Pero, por respeto a la precisión, hay que aclarar que, tras el fin de la dictadura y para evitar ser un anacronismo político en Europa, una derecha reformista conformada por las personalidades menos dogmáticas del franquismo había tomado las riendas del poder para proceder a una liquidación controlada de aquel régimen y construir otro de características democráticas. Esa derecha reformista gobernó durante el período 1976 a 1982, durante el cual la UCD de Adolfo Suárez (un exsecretario general del Movimiento) pilotó la transición política de España. Gracias a las iniciativas por la recuperación democrática adoptadas en aquel período, en 1976 se celebraron en España las primeras elecciones democráticas y, en 1978, se aprobó la Constitución que convertiría España en un Estado democrático, social y de derecho, acorde con los estándares democráticos de nuestro entorno europeo y las democracias occidentales más asentadas. Esa Constitución y las libertades que amparaba posibilitaron que, por primera vez desde los tiempos de la Segunda República, la izquierda socialista, encarnada por el PSOE de Felipe González, formara gobierno en 1982 y lo retuviera hasta 1996, fecha en que el PP de Aznar le dio la alternancia al frente del Ejecutivo.
Pero si esta ideología tan conservadora y contraria al progreso en las normas y costumbres sociales ha alejado al Partido Popular, como evidencia esta muestra de su comportamiento, de una parte considerable de la población, incluido el sector conservador que no rechaza la evolución de las costumbres y la necesaria ampliación de derechos, es su moral indulgente con la corrupción lo que le ha granjeado una creciente e radical desconfianza entre su electorado, el cual, tras años de escándalos, se muestra harto de unas siglas que no acaban de desvincularse de prácticas encadenadas de una corrupción que parece sistémica. Tan enorme es el descrédito que, más que su conservadurismo ideológico, es esa moral corrupta, comprensiva cuando no cómplice con los amigos de lo ajeno, lo que está provocando que el PP padezca en la actualidad una auténtica agonía, sin fuerzas ni argumentos ya para reconducir la situación, que preludia su final como partido político. Un final agónico que se ve favorecido por la aparición de una formación emergente en la derecha española, de talante moderno en lo social y sin estigmas de corrupción, que le disputa con éxito el liderazgo conservador en España.

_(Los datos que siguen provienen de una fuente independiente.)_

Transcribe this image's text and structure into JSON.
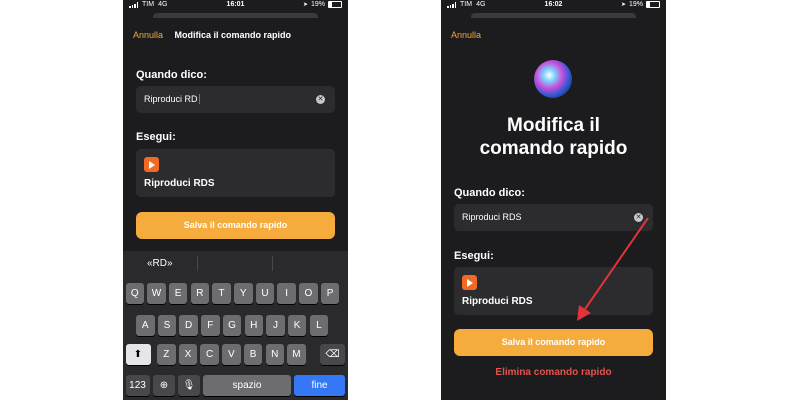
{
  "left": {
    "status": {
      "carrier": "TIM",
      "network": "4G",
      "time": "16:01",
      "battery": "19%"
    },
    "nav": {
      "cancel": "Annulla",
      "title": "Modifica il comando rapido"
    },
    "phrase_label": "Quando dico:",
    "phrase_value": "Riproduci RD",
    "action_label": "Esegui:",
    "action_name": "Riproduci RDS",
    "save": "Salva il comando rapido",
    "keyboard": {
      "suggestion": "«RD»",
      "row1": [
        "Q",
        "W",
        "E",
        "R",
        "T",
        "Y",
        "U",
        "I",
        "O",
        "P"
      ],
      "row2": [
        "A",
        "S",
        "D",
        "F",
        "G",
        "H",
        "J",
        "K",
        "L"
      ],
      "row3": [
        "Z",
        "X",
        "C",
        "V",
        "B",
        "N",
        "M"
      ],
      "numbers": "123",
      "space": "spazio",
      "done": "fine",
      "shift_glyph": "⬆",
      "delete_glyph": "⌫",
      "globe_glyph": "⊕",
      "mic_glyph": "🎙"
    }
  },
  "right": {
    "status": {
      "carrier": "TIM",
      "network": "4G",
      "time": "16:02",
      "battery": "19%"
    },
    "nav": {
      "cancel": "Annulla"
    },
    "title_line1": "Modifica il",
    "title_line2": "comando rapido",
    "phrase_label": "Quando dico:",
    "phrase_value": "Riproduci RDS",
    "action_label": "Esegui:",
    "action_name": "Riproduci RDS",
    "save": "Salva il comando rapido",
    "delete": "Elimina comando rapido"
  },
  "colors": {
    "accent": "#f5ac3c",
    "danger": "#e5524c",
    "keyboard_blue": "#3478f6",
    "arrow": "#e0343a"
  }
}
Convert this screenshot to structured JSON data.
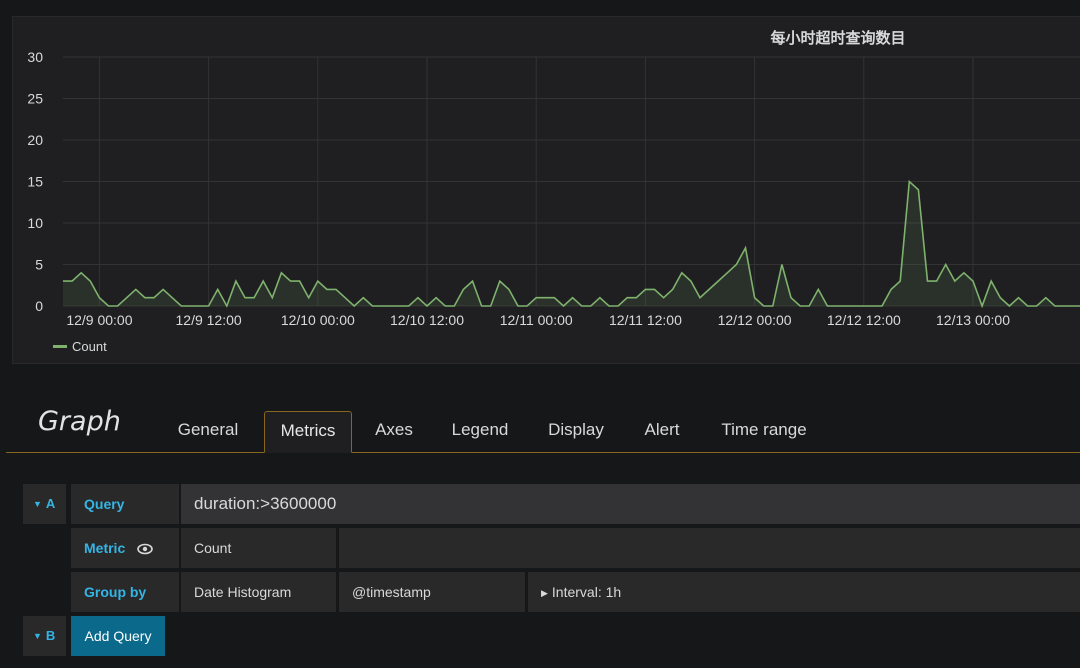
{
  "panel": {
    "title": "每小时超时查询数目"
  },
  "chart_data": {
    "type": "area",
    "title": "每小时超时查询数目",
    "x_ticks": [
      "12/9 00:00",
      "12/9 12:00",
      "12/10 00:00",
      "12/10 12:00",
      "12/11 00:00",
      "12/11 12:00",
      "12/12 00:00",
      "12/12 12:00",
      "12/13 00:00"
    ],
    "y_ticks": [
      "0",
      "5",
      "10",
      "15",
      "20",
      "25",
      "30"
    ],
    "ylim": [
      0,
      30
    ],
    "x_start": "12/8 20:00",
    "x_interval": "1h",
    "grid": true,
    "legend_position": "bottom-left",
    "series": [
      {
        "name": "Count",
        "color": "#7eb26d",
        "values": [
          3,
          3,
          4,
          3,
          1,
          0,
          0,
          1,
          2,
          1,
          1,
          2,
          1,
          0,
          0,
          0,
          0,
          2,
          0,
          3,
          1,
          1,
          3,
          1,
          4,
          3,
          3,
          1,
          3,
          2,
          2,
          1,
          0,
          1,
          0,
          0,
          0,
          0,
          0,
          1,
          0,
          1,
          0,
          0,
          2,
          3,
          0,
          0,
          3,
          2,
          0,
          0,
          1,
          1,
          1,
          0,
          1,
          0,
          0,
          1,
          0,
          0,
          1,
          1,
          2,
          2,
          1,
          2,
          4,
          3,
          1,
          2,
          3,
          4,
          5,
          7,
          1,
          0,
          0,
          5,
          1,
          0,
          0,
          2,
          0,
          0,
          0,
          0,
          0,
          0,
          0,
          2,
          3,
          15,
          14,
          3,
          3,
          5,
          3,
          4,
          3,
          0,
          3,
          1,
          0,
          1,
          0,
          0,
          1,
          0,
          0,
          0,
          0,
          0,
          2,
          0
        ]
      }
    ]
  },
  "legend": {
    "series_name": "Count"
  },
  "editor": {
    "title": "Graph",
    "tabs": [
      {
        "label": "General"
      },
      {
        "label": "Metrics"
      },
      {
        "label": "Axes"
      },
      {
        "label": "Legend"
      },
      {
        "label": "Display"
      },
      {
        "label": "Alert"
      },
      {
        "label": "Time range"
      }
    ],
    "active_tab": "Metrics"
  },
  "query_a": {
    "letter": "A",
    "query_label": "Query",
    "query_value": "duration:>3600000",
    "metric_label": "Metric",
    "metric_value": "Count",
    "group_by_label": "Group by",
    "group_by_value": "Date Histogram",
    "group_by_field": "@timestamp",
    "interval": "Interval: 1h"
  },
  "query_b": {
    "letter": "B",
    "add_query_label": "Add Query"
  },
  "colors": {
    "accent": "#33b5e5",
    "series": "#7eb26d",
    "tab_border": "#886522",
    "button": "#0b6a8c"
  }
}
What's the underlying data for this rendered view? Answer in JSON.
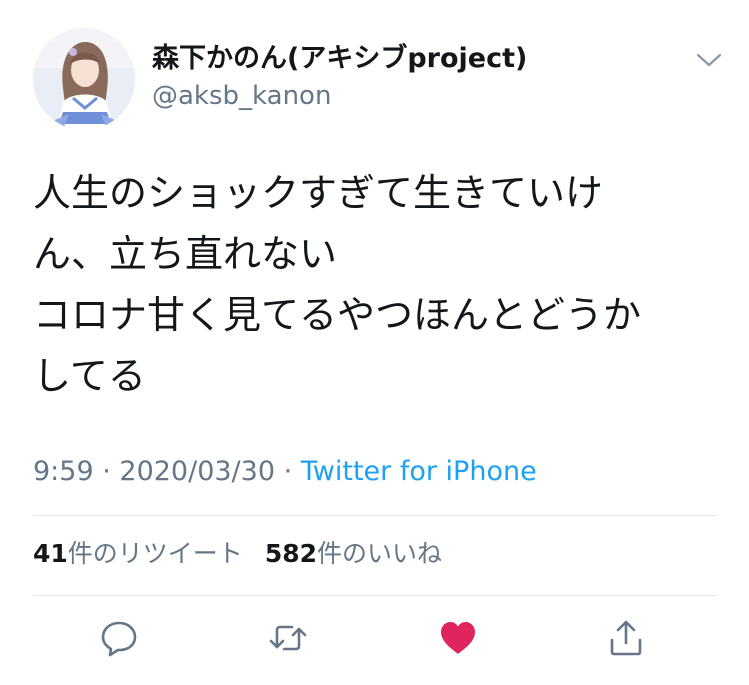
{
  "author": {
    "display_name": "森下かのん(アキシブproject)",
    "handle": "@aksb_kanon"
  },
  "tweet": {
    "lines": [
      "人生のショックすぎて生きていけ",
      "ん、立ち直れない",
      "コロナ甘く見てるやつほんとどうか",
      "してる"
    ]
  },
  "meta": {
    "time": "9:59",
    "separator": " · ",
    "date": "2020/03/30",
    "source": "Twitter for iPhone"
  },
  "stats": {
    "retweets_count": "41",
    "retweets_label": "件のリツイート",
    "likes_count": "582",
    "likes_label": "件のいいね"
  },
  "icons": {
    "menu": "chevron-down-icon",
    "reply": "reply-icon",
    "retweet": "retweet-icon",
    "like": "heart-icon",
    "share": "share-icon"
  },
  "colors": {
    "text": "#14171a",
    "secondary": "#657786",
    "link": "#1da1f2",
    "like": "#e0245e",
    "divider": "#e1e8ed",
    "icon": "#657786"
  }
}
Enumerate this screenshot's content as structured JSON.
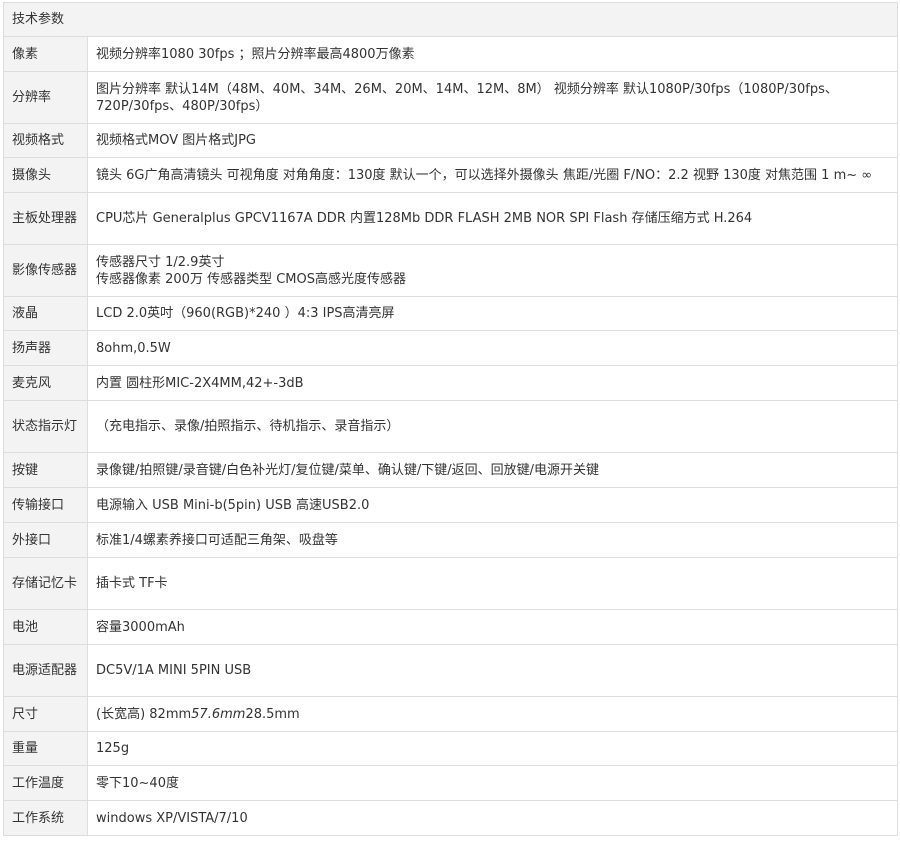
{
  "table": {
    "title": "技术参数",
    "rows": [
      {
        "label": "像素",
        "value": "视频分辨率1080 30fps ；照片分辨率最高4800万像素"
      },
      {
        "label": "分辨率",
        "value": "图片分辨率 默认14M（48M、40M、34M、26M、20M、14M、12M、8M） 视频分辨率 默认1080P/30fps（1080P/30fps、720P/30fps、480P/30fps）"
      },
      {
        "label": "视频格式",
        "value": "视频格式MOV 图片格式JPG"
      },
      {
        "label": "摄像头",
        "value": "镜头 6G广角高清镜头 可视角度 对角角度：130度 默认一个，可以选择外摄像头 焦距/光圈 F/NO：2.2 视野 130度 对焦范围 1 m~ ∞"
      },
      {
        "label": "主板处理器",
        "value": "CPU芯片 Generalplus GPCV1167A DDR 内置128Mb DDR FLASH 2MB NOR SPI Flash 存储压缩方式 H.264"
      },
      {
        "label": "影像传感器",
        "value_line1": "传感器尺寸 1/2.9英寸",
        "value_line2": "传感器像素 200万 传感器类型 CMOS高感光度传感器"
      },
      {
        "label": "液晶",
        "value": "LCD 2.0英吋（960(RGB)*240 ）4:3 IPS高清亮屏"
      },
      {
        "label": "扬声器",
        "value": "8ohm,0.5W"
      },
      {
        "label": "麦克风",
        "value": "内置 圆柱形MIC-2X4MM,42+-3dB"
      },
      {
        "label": "状态指示灯",
        "value": "（充电指示、录像/拍照指示、待机指示、录音指示）"
      },
      {
        "label": "按键",
        "value": "录像键/拍照键/录音键/白色补光灯/复位键/菜单、确认键/下键/返回、回放键/电源开关键"
      },
      {
        "label": "传输接口",
        "value": "电源输入 USB Mini-b(5pin) USB 高速USB2.0"
      },
      {
        "label": "外接口",
        "value": "标准1/4螺素养接口可适配三角架、吸盘等"
      },
      {
        "label": "存储记忆卡",
        "value": "插卡式 TF卡"
      },
      {
        "label": "电池",
        "value": "容量3000mAh"
      },
      {
        "label": "电源适配器",
        "value": "DC5V/1A MINI 5PIN USB"
      },
      {
        "label": "尺寸",
        "value_prefix": "(长宽高) 82mm",
        "value_italic": "57.6mm",
        "value_suffix": "28.5mm"
      },
      {
        "label": "重量",
        "value": "125g"
      },
      {
        "label": "工作温度",
        "value": "零下10~40度"
      },
      {
        "label": "工作系统",
        "value": "windows XP/VISTA/7/10"
      }
    ]
  }
}
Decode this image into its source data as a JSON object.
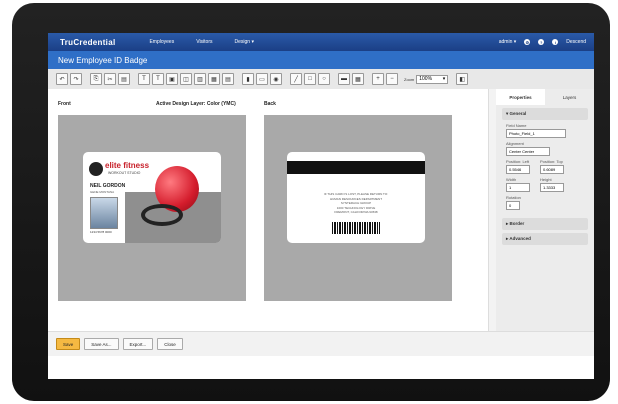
{
  "nav": {
    "logo": "TruCredential",
    "items": [
      "Employees",
      "Visitors",
      "Design ▾"
    ],
    "user": "admin ▾",
    "logout": "Descend"
  },
  "title": "New Employee ID Badge",
  "toolbar": {
    "zoom_label": "Zoom",
    "zoom_value": "100%"
  },
  "canvas": {
    "front_label": "Front",
    "layer_label": "Active Design Layer: Color (YMC)",
    "back_label": "Back",
    "front_card": {
      "brand": "elite fitness",
      "brand_sub": "WORKOUT STUDIO",
      "name": "NEIL GORDON",
      "role": "GENE MONTANA",
      "id": "1234 5678 0000"
    },
    "back_card": {
      "lines": [
        "IF THIS CARD IS LOST, PLEASE RETURN TO:",
        "HUMAN RESOURCES DEPARTMENT",
        "SYNTERACH GROUP",
        "1000 TECHNOLOGY DRIVE",
        "FREMONT, CALIFORNIA 94538"
      ]
    }
  },
  "properties": {
    "tabs": [
      "Properties",
      "Layers"
    ],
    "general": "General",
    "field_name_label": "Field Name",
    "field_name": "Photo_Field_1",
    "alignment_label": "Alignment",
    "alignment": "Center Center",
    "pos_left_label": "Position: Left",
    "pos_left": "0.5546",
    "pos_top_label": "Position: Top",
    "pos_top": "0.6089",
    "width_label": "Width",
    "width": "1",
    "height_label": "Height",
    "height": "1.3333",
    "rotation_label": "Rotation",
    "rotation": "0",
    "border": "Border",
    "advanced": "Advanced"
  },
  "bottom": {
    "save": "Save",
    "save_as": "Save As...",
    "export": "Export...",
    "close": "Close"
  }
}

Por eso no es necesario remontarse a la época de Rosendo Naseiro, aquel extesorero –otro más- heredado por Aznar desde los tiempos de Fraga, que motivó una primera investigación, por sospechas de corrupción, en un caso que fue providencialmente sobreseído porque las grabaciones que revelaban una red de sobornos a cambios de recalificaciones no se aceptaron como prueba judicial. Ni tampoco el caso del Nilo, un fraude en el cobro de subvenciones europeas por inflar artificialmente la producción de lino textil, que afectaba a personas relevantes de la Administración, empresarios y agricultores en comunidades gobernadas por el PP, y en el que los imputados resultaron absueltos por la Audiencia Nacional.El río de la corrupción ya comenzaba a sonar en las alcantarillas del PP desde, al menos, finales de la década de los 80 del siglo pasado.
Pero es la sentencia recién conocida del caso Gürtel la que retrata y da la puntilla a un Partido Popular que ya no puede negar su simbiosis con la corrupción ni eludir su responsabilidad en lo que ha dejado de ser una ristra de casos particulares y aisladospara convertirse en el cáncer que hace agonizar al PP. Que todos sus tesoreros acaben siendo imputados o investigados por diferentes delitos e irregularidades; que decenas de ministros, alcaldes, presidentes de gobiernos autonómicos, congresistas, senadores, consejeros, concejales, directores de empresas públicas y un sinnúmero de políticos y colaboradores, adscritos todos ellos al PP, hayan sido imputados o condenados por corrupción; y que esta organización sea el primer partido nacional condenado en democracia por corrupción institucional, todo ello hace del Partido Popular un proyecto agotado y en estado agónico. Y que la comparecencia de Rajoy como presidente de Gobierno para testificar en el juicio, y la de Álvarez Cascos, Ángel Acebes, Javier Arenas, Jaime Mayor Oreja y Rodrigo Rato, también interrogados en calidad de testigos, no merezcan la más mínima credibilidad del tribunal, demuestra que la desconfianza y el descrédito de la ciudadanía con la marca popular está sobrado de razones. Porque es la corrupción, y no su ideología conservadora, lo que ha distanciado al PP de sus votantes, hastiados ya de prestar apoyo a delincuentes que han utilizado unas siglas para satisfacer su avaricia y rapiña lucrativa. Y ya está bien.